Man Gets Four-Year Sentence for Droning Contraband into Prison

Man Gets Four-Year Sentence for Droning Contraband into Prison

You hear all the time about sneaking cell phones, tobacco, food, drugs and other contraband into prison. Sometimes they get away with it. But sometimes they’re caught and punished. That’s what happened to one formerly incarcerated person at Fort Dix FCI in New Jersey. Now he’s paying a big price. He must go back to prison.

At first glance, the smuggling plan seems pretty smart. Once he’d been released from prison, Jason “Juice” Arteaga-Loayza used a drone to fly items into the facility, according to the Department of Justice. Arteaga-Loayza teamed up with two other men on the outside, and one man still incarcerated inside, federal prosecutors say. The group worked together to drop “cell phones, cell phone accessories, tobacco, weight-loss supplements, eyeglasses, and various other items” inside Fort Dix.
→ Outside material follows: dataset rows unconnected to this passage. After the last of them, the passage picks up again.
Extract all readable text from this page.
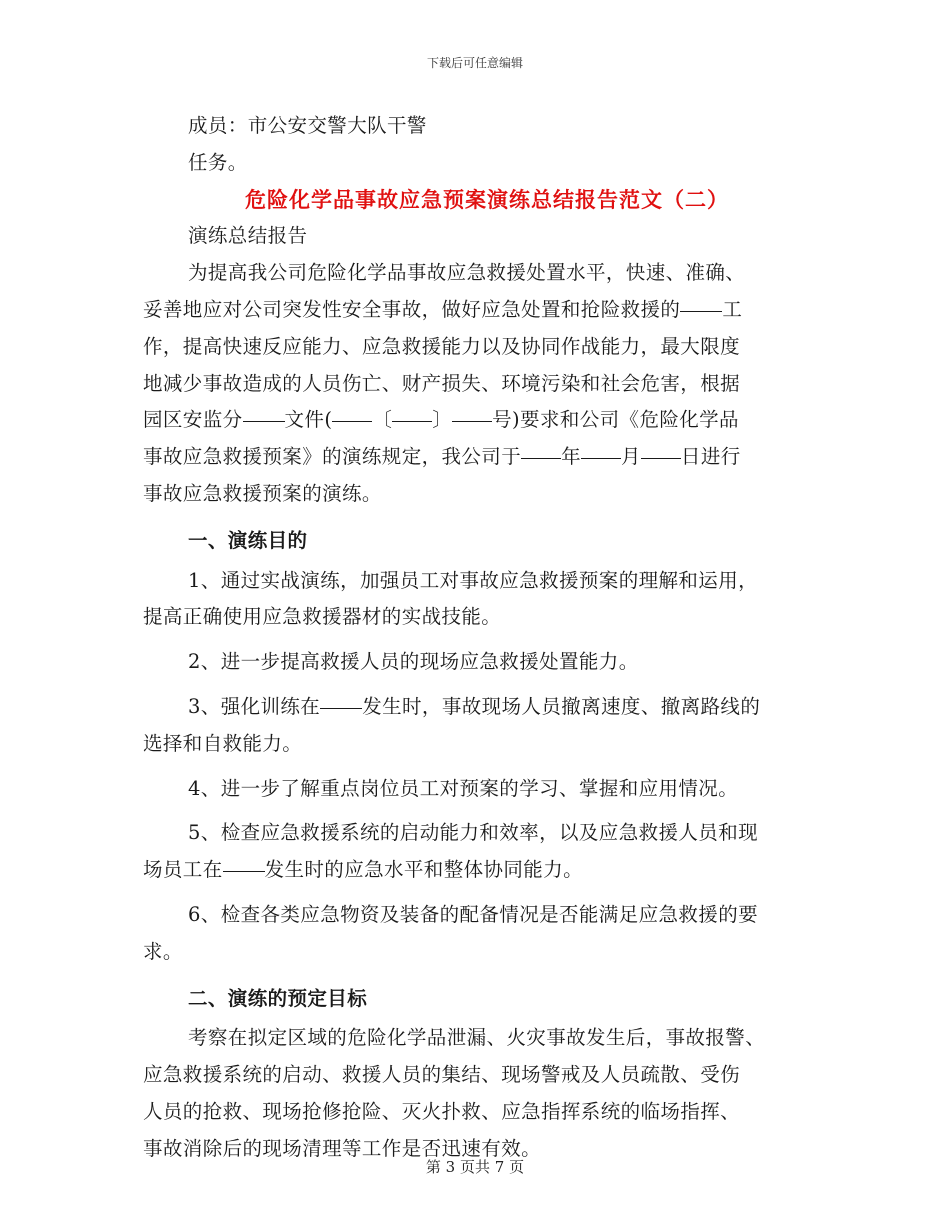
下载后可任意编辑
成员：市公安交警大队干警
任务。
危险化学品事故应急预案演练总结报告范文（二）
演练总结报告
为提高我公司危险化学品事故应急救援处置水平，快速、准确、
妥善地应对公司突发性安全事故，做好应急处置和抢险救援的 工
作，提高快速反应能力、应急救援能力以及协同作战能力，最大限度
地减少事故造成的人员伤亡、财产损失、环境污染和社会危害，根据
园区安监分 文件( 〔 〕 号)要求和公司《危险化学品
事故应急救援预案》的演练规定，我公司于 年 月 日进行
事故应急救援预案的演练。
一、演练目的
1、通过实战演练，加强员工对事故应急救援预案的理解和运用，
提高正确使用应急救援器材的实战技能。
2、进一步提高救援人员的现场应急救援处置能力。
3、强化训练在 发生时，事故现场人员撤离速度、撤离路线的
选择和自救能力。
4、进一步了解重点岗位员工对预案的学习、掌握和应用情况。
5、检查应急救援系统的启动能力和效率，以及应急救援人员和现
场员工在 发生时的应急水平和整体协同能力。
6、检查各类应急物资及装备的配备情况是否能满足应急救援的要
求。
二、演练的预定目标
考察在拟定区域的危险化学品泄漏、火灾事故发生后，事故报警、
应急救援系统的启动、救援人员的集结、现场警戒及人员疏散、受伤
人员的抢救、现场抢修抢险、灭火扑救、应急指挥系统的临场指挥、
事故消除后的现场清理等工作是否迅速有效。
第 3 页共 7 页
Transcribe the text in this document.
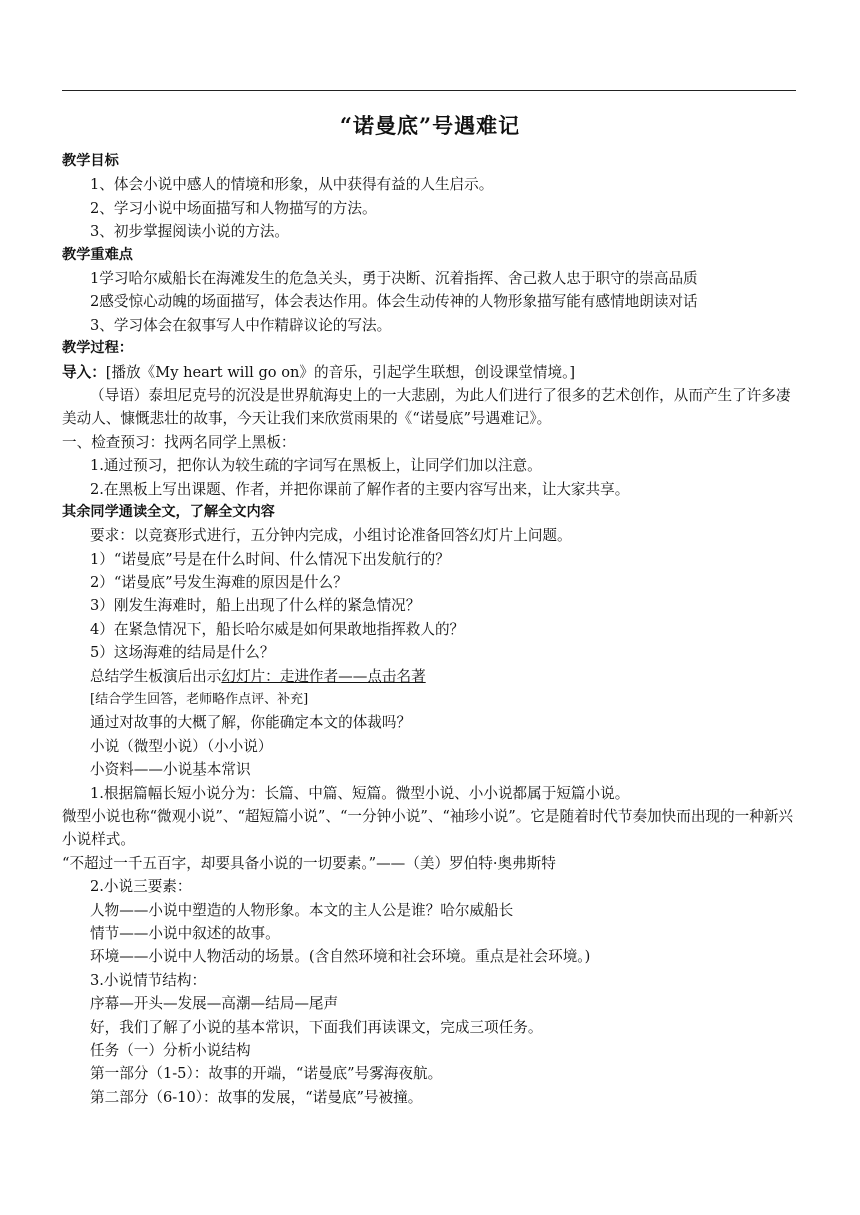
“诺曼底”号遇难记
教学目标
1、体会小说中感人的情境和形象，从中获得有益的人生启示。
2、学习小说中场面描写和人物描写的方法。
3、初步掌握阅读小说的方法。
教学重难点
1学习哈尔威船长在海滩发生的危急关头，勇于决断、沉着指挥、舍己救人忠于职守的崇高品质
2感受惊心动魄的场面描写，体会表达作用。体会生动传神的人物形象描写能有感情地朗读对话
3、学习体会在叙事写人中作精辟议论的写法。
教学过程：
导入：[播放《My heart will go on》的音乐，引起学生联想，创设课堂情境。]
（导语）泰坦尼克号的沉没是世界航海史上的一大悲剧，为此人们进行了很多的艺术创作，从而产生了许多凄美动人、慷慨悲壮的故事，今天让我们来欣赏雨果的《“诺曼底”号遇难记》。
一、检查预习：找两名同学上黑板：
1.通过预习，把你认为较生疏的字词写在黑板上，让同学们加以注意。
2.在黑板上写出课题、作者，并把你课前了解作者的主要内容写出来，让大家共享。
其余同学通读全文，了解全文内容
要求：以竞赛形式进行，五分钟内完成，小组讨论准备回答幻灯片上问题。
1）“诺曼底”号是在什么时间、什么情况下出发航行的？
2）“诺曼底”号发生海难的原因是什么？
3）刚发生海难时，船上出现了什么样的紧急情况？
4）在紧急情况下，船长哈尔威是如何果敢地指挥救人的？
5）这场海难的结局是什么？
总结学生板演后出示幻灯片：走进作者——点击名著
[结合学生回答，老师略作点评、补充]
通过对故事的大概了解，你能确定本文的体裁吗？
小说（微型小说）（小小说）
小资料——小说基本常识
1.根据篇幅长短小说分为：长篇、中篇、短篇。微型小说、小小说都属于短篇小说。
微型小说也称“微观小说”、“超短篇小说”、“一分钟小说”、“袖珍小说”。它是随着时代节奏加快而出现的一种新兴小说样式。
“不超过一千五百字，却要具备小说的一切要素。”——（美）罗伯特·奥弗斯特
2.小说三要素：
人物——小说中塑造的人物形象。本文的主人公是谁？哈尔威船长
情节——小说中叙述的故事。
环境——小说中人物活动的场景。(含自然环境和社会环境。重点是社会环境。)
3.小说情节结构：
序幕—开头—发展—高潮—结局—尾声
好，我们了解了小说的基本常识，下面我们再读课文，完成三项任务。
任务（一）分析小说结构
第一部分（1-5）：故事的开端，“诺曼底”号雾海夜航。
第二部分（6-10）：故事的发展，“诺曼底”号被撞。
The man inside the prison took orders and sold the contraband to fellow prisoners for profit.

Arteaga-Loayza and the other men involved took careful steps to avoid getting caught flying contraband into the prison. They “planned drone drops during the late evening hours or at night, when the drones were less likely to be seen,” the DOJ press release says. They flew the drones from the woods around the prison, where it was easy for them to hide. And they covered drone lights with tape so that correctional officers couldn’t see them.

The Takeaway:

If you’ve been to prison, you know they have rules there that don’t seem fair. But sneaking contraband into prison is risky, no matter how smart the plan seems to be. If you’re caught, you could end up with another prison sentence. Or, like Arteaga-Loayza, you could end up in prison again after having been released.